La natura è la mia stessa carne, il mio sogno e la mia realtà. Le colline sono i fianchi di una dea, i venti il respiro caldo che scuote i pensieri. 

Le donne che ho conosciuto non erano diverse dai fiori dei campi: quasi sfrontate nella loro bellezza, offerte al sole come pesche mature, sature di profumi che non riesco a dimenticare. Io le guardo e la brama di possederle mi fa tremare vene e polsi, come diceva quel Poeta. 

E quando il mio corpo si piega col ritmo lento del remo, nel silenzio d’oro della Senna, tutto in me si ricompone. Sì, lo so, quello che ha detto il mio maestro, ma non posso fare a meno né del canottaggio né delle puttane. Solo così il mio cervello riesce a produrre il miracolo della scrittura. È come una macchina: il corpo è macchina e il cervello ne è una parte, ma non la più importante. E, come ogni macchina, ha bisogno di un carburante. E, lo ripeto, la mia benzina è data dal canottaggio e dalle puttane! Mi spiace, amico, ma devo deluderti: non cambierò mai idea.

L’acqua si apre in mille onde che si frangono sulla riva davanti alla barca; il fiato si spezza nel petto, non sono più vigoroso col remo… arranco. Il sole mi batte sulle spalle: è questa la vita, pura e silente. Lo sport, la fatica e il sudore… la natura. Io non penso, non scrivo: esisto soltanto come corpo. Penso con l’organismo tutto, mi trasmette sensazioni che trasformo in scritti, come un fiume in piena che non conosce ostacoli.
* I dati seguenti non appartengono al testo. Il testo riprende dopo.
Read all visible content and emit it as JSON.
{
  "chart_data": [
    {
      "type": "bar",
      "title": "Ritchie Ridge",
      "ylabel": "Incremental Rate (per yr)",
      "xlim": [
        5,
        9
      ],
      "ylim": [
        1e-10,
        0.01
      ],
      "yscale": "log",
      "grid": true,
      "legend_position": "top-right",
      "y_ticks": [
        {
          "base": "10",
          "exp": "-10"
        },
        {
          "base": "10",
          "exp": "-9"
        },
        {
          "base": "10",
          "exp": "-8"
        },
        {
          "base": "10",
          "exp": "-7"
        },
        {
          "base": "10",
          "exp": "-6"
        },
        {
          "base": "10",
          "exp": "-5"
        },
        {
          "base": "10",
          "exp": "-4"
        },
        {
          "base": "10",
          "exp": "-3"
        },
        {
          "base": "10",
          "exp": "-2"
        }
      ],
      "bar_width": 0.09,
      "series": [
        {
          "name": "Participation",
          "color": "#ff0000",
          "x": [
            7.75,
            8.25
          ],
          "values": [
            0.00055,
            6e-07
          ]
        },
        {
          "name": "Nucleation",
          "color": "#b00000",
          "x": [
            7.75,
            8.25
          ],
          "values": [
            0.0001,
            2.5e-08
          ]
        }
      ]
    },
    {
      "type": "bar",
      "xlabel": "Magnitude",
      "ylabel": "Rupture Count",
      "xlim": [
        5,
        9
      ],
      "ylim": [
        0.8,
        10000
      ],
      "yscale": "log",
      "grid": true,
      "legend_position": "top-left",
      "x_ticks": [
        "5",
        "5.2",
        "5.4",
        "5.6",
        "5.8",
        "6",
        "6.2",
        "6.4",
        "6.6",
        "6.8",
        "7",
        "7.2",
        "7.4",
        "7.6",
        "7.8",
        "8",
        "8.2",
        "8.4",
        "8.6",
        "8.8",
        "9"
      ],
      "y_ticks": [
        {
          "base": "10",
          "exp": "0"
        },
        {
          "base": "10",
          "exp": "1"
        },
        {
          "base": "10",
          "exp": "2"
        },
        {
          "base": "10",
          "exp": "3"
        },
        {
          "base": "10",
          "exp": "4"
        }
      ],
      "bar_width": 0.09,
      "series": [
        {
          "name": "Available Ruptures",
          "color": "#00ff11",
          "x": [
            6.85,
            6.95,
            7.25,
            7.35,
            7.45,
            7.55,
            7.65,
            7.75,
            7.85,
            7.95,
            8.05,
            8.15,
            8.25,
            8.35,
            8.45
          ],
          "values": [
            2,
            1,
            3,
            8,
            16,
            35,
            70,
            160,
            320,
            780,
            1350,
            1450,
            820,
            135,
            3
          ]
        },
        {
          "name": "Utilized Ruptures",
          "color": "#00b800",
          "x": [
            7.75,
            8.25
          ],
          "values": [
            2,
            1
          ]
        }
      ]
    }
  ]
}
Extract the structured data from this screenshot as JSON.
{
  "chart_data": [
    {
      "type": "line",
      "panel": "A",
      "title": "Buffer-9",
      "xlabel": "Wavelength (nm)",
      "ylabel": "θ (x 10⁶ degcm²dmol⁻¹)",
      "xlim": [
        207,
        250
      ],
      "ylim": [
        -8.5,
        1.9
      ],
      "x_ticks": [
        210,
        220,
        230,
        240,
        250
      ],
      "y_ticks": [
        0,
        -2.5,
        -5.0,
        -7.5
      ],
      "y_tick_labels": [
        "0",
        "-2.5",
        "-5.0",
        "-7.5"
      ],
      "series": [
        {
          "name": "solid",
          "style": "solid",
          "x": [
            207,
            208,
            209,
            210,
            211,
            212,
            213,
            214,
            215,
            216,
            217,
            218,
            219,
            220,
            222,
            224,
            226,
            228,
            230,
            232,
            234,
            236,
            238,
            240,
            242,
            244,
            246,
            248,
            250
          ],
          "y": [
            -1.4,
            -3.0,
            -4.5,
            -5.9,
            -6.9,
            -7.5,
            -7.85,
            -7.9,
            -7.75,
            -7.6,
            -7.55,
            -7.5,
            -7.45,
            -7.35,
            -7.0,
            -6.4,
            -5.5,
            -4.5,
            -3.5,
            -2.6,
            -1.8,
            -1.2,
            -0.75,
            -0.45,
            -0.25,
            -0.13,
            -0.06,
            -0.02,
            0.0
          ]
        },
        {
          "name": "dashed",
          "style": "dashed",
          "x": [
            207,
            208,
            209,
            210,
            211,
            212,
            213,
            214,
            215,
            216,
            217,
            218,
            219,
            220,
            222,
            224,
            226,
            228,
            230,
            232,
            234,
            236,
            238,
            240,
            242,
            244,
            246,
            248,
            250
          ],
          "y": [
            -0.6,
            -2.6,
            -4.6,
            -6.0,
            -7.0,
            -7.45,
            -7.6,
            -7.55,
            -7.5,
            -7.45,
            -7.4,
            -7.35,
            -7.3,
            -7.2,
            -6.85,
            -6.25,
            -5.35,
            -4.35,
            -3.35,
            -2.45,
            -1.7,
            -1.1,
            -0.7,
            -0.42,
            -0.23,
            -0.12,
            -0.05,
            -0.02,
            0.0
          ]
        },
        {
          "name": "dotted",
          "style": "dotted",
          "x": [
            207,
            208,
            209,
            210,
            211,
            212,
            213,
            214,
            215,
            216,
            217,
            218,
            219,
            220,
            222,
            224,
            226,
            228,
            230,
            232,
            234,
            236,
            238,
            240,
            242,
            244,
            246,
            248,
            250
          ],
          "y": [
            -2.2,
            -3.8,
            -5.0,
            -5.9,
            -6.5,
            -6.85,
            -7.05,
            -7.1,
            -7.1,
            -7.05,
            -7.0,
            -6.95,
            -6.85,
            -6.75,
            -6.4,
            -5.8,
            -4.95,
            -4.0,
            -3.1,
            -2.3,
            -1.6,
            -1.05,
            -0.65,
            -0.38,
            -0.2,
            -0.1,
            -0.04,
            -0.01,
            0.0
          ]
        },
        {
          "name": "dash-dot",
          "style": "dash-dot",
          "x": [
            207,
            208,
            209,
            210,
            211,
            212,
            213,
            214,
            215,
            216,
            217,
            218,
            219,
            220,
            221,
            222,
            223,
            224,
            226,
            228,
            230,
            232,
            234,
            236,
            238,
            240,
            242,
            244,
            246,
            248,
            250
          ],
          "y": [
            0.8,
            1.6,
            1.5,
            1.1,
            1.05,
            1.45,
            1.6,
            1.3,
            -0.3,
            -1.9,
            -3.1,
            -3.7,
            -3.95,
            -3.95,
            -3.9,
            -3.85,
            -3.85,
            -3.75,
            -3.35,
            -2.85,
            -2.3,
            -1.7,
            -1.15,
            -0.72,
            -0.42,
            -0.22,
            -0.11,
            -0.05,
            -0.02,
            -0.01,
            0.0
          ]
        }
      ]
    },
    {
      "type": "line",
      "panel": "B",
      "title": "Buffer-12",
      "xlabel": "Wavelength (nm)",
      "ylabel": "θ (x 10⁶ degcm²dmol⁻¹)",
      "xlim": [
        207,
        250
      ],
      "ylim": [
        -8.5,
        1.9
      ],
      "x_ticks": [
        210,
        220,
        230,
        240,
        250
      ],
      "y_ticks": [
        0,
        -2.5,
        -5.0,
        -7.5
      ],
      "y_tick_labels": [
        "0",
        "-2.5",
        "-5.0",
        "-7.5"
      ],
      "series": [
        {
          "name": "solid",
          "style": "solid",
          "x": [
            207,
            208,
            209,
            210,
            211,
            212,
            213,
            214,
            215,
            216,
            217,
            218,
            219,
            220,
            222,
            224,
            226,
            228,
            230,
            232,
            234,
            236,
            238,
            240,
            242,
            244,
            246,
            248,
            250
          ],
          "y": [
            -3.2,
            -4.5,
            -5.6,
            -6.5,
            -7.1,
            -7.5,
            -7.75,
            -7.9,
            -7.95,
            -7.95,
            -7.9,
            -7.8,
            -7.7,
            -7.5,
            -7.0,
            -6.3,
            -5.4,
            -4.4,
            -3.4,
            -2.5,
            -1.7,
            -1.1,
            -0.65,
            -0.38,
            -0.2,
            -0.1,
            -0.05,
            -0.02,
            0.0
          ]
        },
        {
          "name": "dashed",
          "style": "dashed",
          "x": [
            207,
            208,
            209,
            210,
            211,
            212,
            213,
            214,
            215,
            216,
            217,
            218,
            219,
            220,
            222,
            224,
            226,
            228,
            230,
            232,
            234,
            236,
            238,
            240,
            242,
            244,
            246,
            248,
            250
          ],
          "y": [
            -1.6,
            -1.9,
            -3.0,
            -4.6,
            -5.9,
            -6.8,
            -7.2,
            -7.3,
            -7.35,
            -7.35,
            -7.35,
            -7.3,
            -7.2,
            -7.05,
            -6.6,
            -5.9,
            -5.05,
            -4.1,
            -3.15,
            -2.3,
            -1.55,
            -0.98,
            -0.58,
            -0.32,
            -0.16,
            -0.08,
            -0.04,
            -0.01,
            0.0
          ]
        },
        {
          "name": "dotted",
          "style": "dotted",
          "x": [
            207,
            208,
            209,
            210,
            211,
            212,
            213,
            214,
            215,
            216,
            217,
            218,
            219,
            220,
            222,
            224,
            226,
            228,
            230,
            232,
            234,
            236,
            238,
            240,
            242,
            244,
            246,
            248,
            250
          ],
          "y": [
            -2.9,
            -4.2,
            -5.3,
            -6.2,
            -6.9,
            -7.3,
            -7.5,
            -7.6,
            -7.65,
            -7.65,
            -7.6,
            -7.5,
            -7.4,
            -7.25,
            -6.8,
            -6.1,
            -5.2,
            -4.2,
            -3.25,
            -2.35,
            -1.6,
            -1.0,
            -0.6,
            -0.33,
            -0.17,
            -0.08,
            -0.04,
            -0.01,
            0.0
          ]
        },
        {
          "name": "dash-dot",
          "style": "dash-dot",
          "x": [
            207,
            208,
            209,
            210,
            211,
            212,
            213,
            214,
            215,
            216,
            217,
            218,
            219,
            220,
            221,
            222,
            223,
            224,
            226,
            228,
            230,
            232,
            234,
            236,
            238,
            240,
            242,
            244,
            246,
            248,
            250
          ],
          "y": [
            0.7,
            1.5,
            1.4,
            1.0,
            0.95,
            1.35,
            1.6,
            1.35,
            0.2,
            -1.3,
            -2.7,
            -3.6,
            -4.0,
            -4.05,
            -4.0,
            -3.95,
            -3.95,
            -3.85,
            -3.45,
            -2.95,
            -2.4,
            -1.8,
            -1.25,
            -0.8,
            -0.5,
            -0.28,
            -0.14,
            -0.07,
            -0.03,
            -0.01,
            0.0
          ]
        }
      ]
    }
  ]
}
Nessuna barriera, come un pesce sotto la superficie o una nuvola che fugge rapida. Sono un frammento di vita, un minuscolo ingranaggio del gigantesco meccanismo che si chiama universo!

Ma oggi, non so perché, c’è qualcosa di diverso. Forse la troppa bellezza. Forse questo eccesso di luce che mi pesa sugli occhi. Remo ancora, e il fiume scorre come un sogno che non voglio interrompere. Sento il canto delle donne che passano sul ponte, il fruscio delle foglie del boschetto sulla riva, il palpito della mia carne viva…

Poi, inatteso, accade qualcosa nel cielo: le nubi cominciano ad addensarsi, il sole non splende più come prima. Che succede? Non me ne rendo conto, ma è come se un’ombra calasse sulla mia anima.

È il sole che non brilla più come prima o è l’universo che si rivela per quello che è, davanti ai miei occhi, in questo pomeriggio?

Qualcosa emerge, qualcosa che è nel fondo della natura.

All’improvviso ricordo il pensiero di Schopenhauer, il grande filosofo. Egli credeva in una cieca forza che sta alla base dell’universo: la voluntas, qualcosa di oscuro e irrazionale che domina la vita. Non è vero che tutto è gioioso e bello: la natura è un mostro bifronte.

Ma il mio corpo si rifiuta di pensare a ciò che dice il mio cervello. Non posso credere che quello che vedo davanti a me sia solo una superficie di cartapesta: le onde del fiume, così fluide e delicate; il riflesso del sole sull’acqua che crea strisce d’oro e bagliori; quel verde laggiù, i bambini che giocano e le loro voci che la brezza leggera porta fino a me...

No, non posso crederci. Eppure è così e devo prenderne atto.

Poi lo vedo.

Un gorgo, là nel mezzo dell’acqua, che ruota lento con una grazia, sembra quasi un occhio che mi scruta pensieroso. Già, perché là dietro, nell’acqua, a una profondità insondabile, c’è qualcosa che mi osserva e medita su me e sa tutto della mia esistenza e di quella di ogni uomo, sa più di quanto nessuno potrà mai scoprire, anche campasse mille anni. 

È la natura, la natura di cui parlava quell’italiano — un altro grande — che abbiamo dimenticato fin troppo presto... Ne ho parlato alle serate di Médan...

Quel vortice in mezzo al fiume è una bocca che chiama, un invito muto, irresistibile. 

Mi sembra di riconoscermi in quel flusso, di ritrovare in quel vortice l'anima stessa, la mia dolce stanchezza, il desiderio di dissolvermi nella natura che ho tanto amato.

Appoggio il remo. 

Guardo il cielo, così limpido che pare di poterlo attraversare. 

L’acqua mi è vicina, viva, fredda, madre e amante insieme. 

E senza pensarci, come chi torna finalmente a casa, mi lascio andare.

La Senna mi riceve, mi stringe, mi trascina.

Tutto si confonde: il sole, il verde, la carne, il fiume... 

E in quell’abbraccio smisurato, che è bellezza, che è fine, che è pace, in quell’abbraccio io scompaio.